Trader refers to the manager in the foreign exchange market. Its responsibility is to gather the orders of enterprises, companies or private customers to buy and sell foreign exchange every day, and register these orders successively sent to the bank in writing or by telephone according to various foreign exchanges, and then decide to buy or sell according to the position and price. The banks quickly found the target and made a deal. Among foreign exchange traders, mysterious technical language (jargon) is often used, and they must be decisive within a few seconds, and the transaction is highly technical. For example, if a customer asks a bank for a price, the bank trader must consider the counterparty's creditworthiness, the currency and quantity bought or sold, the bank's own foreign exchange position, and market exchange rate trends, etc., before deciding on the quotation immediately.
Quotation refers to the exchange rate quoted by the foreign exchange bank in the transaction to buy or sell foreign exchange. Generally, the "dual-file" quotation method is adopted, that is, the foreign exchange bank quotes both the buying price and the selling price in the transaction. For example, US$1=HK$7.7516~7.7526, the former is the buying price and the latter is the selling price. The difference between the buying and selling prices of the bank is the income of the foreign exchange bank buying and selling foreign exchange, generally l‰~5‰. In actual operation, foreign exchange traders do not declare the full price, only the last two digits after the decimal point of the exchange rate. As in the above example, if the exchange rate at that time was US$1=HK$7.7516~7,7526, the Hong Kong bank would only report: 16~26 or 16/26 when inquired. This is because the change of foreign exchange rate generally does not exceed the last two digits within a day, and there is no need to quote the full price. This is also the habit of banks. If the exchange rate rises and falls sharply in one day, breaking the convention is another matter.
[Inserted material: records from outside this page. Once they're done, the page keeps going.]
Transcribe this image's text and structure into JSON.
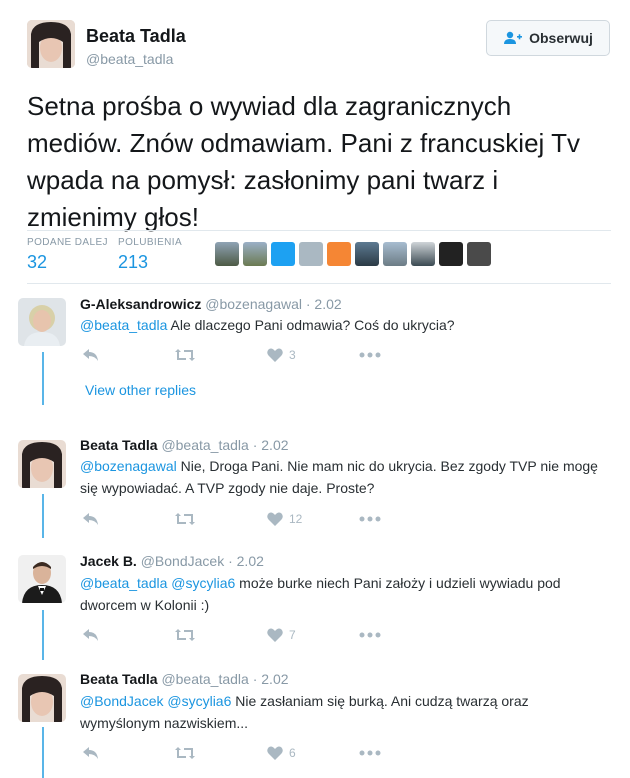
{
  "tweet": {
    "author_name": "Beata Tadla",
    "author_handle": "@beata_tadla",
    "follow_label": "Obserwuj",
    "text": "Setna prośba o wywiad dla zagranicznych mediów. Znów odmawiam. Pani z francuskiej Tv wpada na pomysł: zasłonimy pani twarz i zmienimy głos!",
    "retweets_label": "PODANE DALEJ",
    "retweets_count": "32",
    "likes_label": "POLUBIENIA",
    "likes_count": "213"
  },
  "replies": [
    {
      "name": "G-Aleksandrowicz",
      "handle": "@bozenagawal · 2.02",
      "mention": "@beata_tadla",
      "text": " Ale dlaczego Pani odmawia? Coś do ukrycia?",
      "likes": "3"
    },
    {
      "name": "Beata Tadla",
      "handle": "@beata_tadla · 2.02",
      "mention": "@bozenagawal",
      "text": " Nie, Droga Pani. Nie mam nic do ukrycia. Bez zgody TVP nie mogę się wypowiadać. A TVP zgody nie daje. Proste?",
      "likes": "12"
    },
    {
      "name": "Jacek B.",
      "handle": "@BondJacek · 2.02",
      "mention": "@beata_tadla @sycylia6",
      "text": " może burke niech Pani założy i udzieli wywiadu pod dworcem w Kolonii :)",
      "likes": "7"
    },
    {
      "name": "Beata Tadla",
      "handle": "@beata_tadla · 2.02",
      "mention": "@BondJacek @sycylia6",
      "text": " Nie zasłaniam się burką. Ani cudzą twarzą oraz wymyślonym nazwiskiem...",
      "likes": "6"
    }
  ],
  "view_other_replies": "View other replies",
  "colors": {
    "link": "#1b95e0",
    "thread": "#59b5e8",
    "muted": "#8899a6"
  }
}
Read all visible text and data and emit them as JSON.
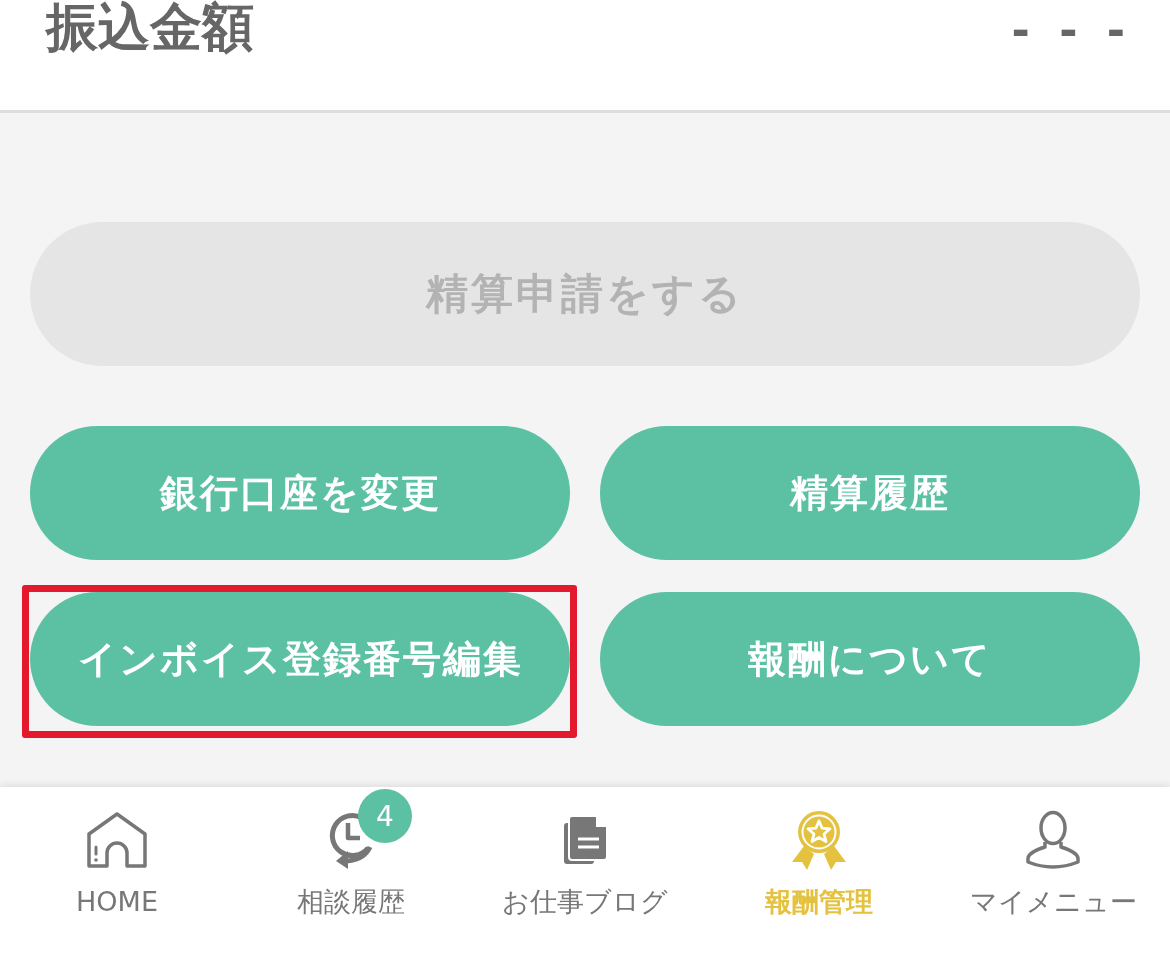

Basic point, referred to as point, refers to the basic unit of exchange rate. In general, a basic point is one ten-thousandth of a currency unit, that is, the fourth unit after the decimal point of the exchange rate (0, 0001). The basic points of a very small number of currencies are somewhat different due to their large denominations. For example, the price of the yen mainly changes in two digits after the decimal point, so its basic point is 0.01 unit currency.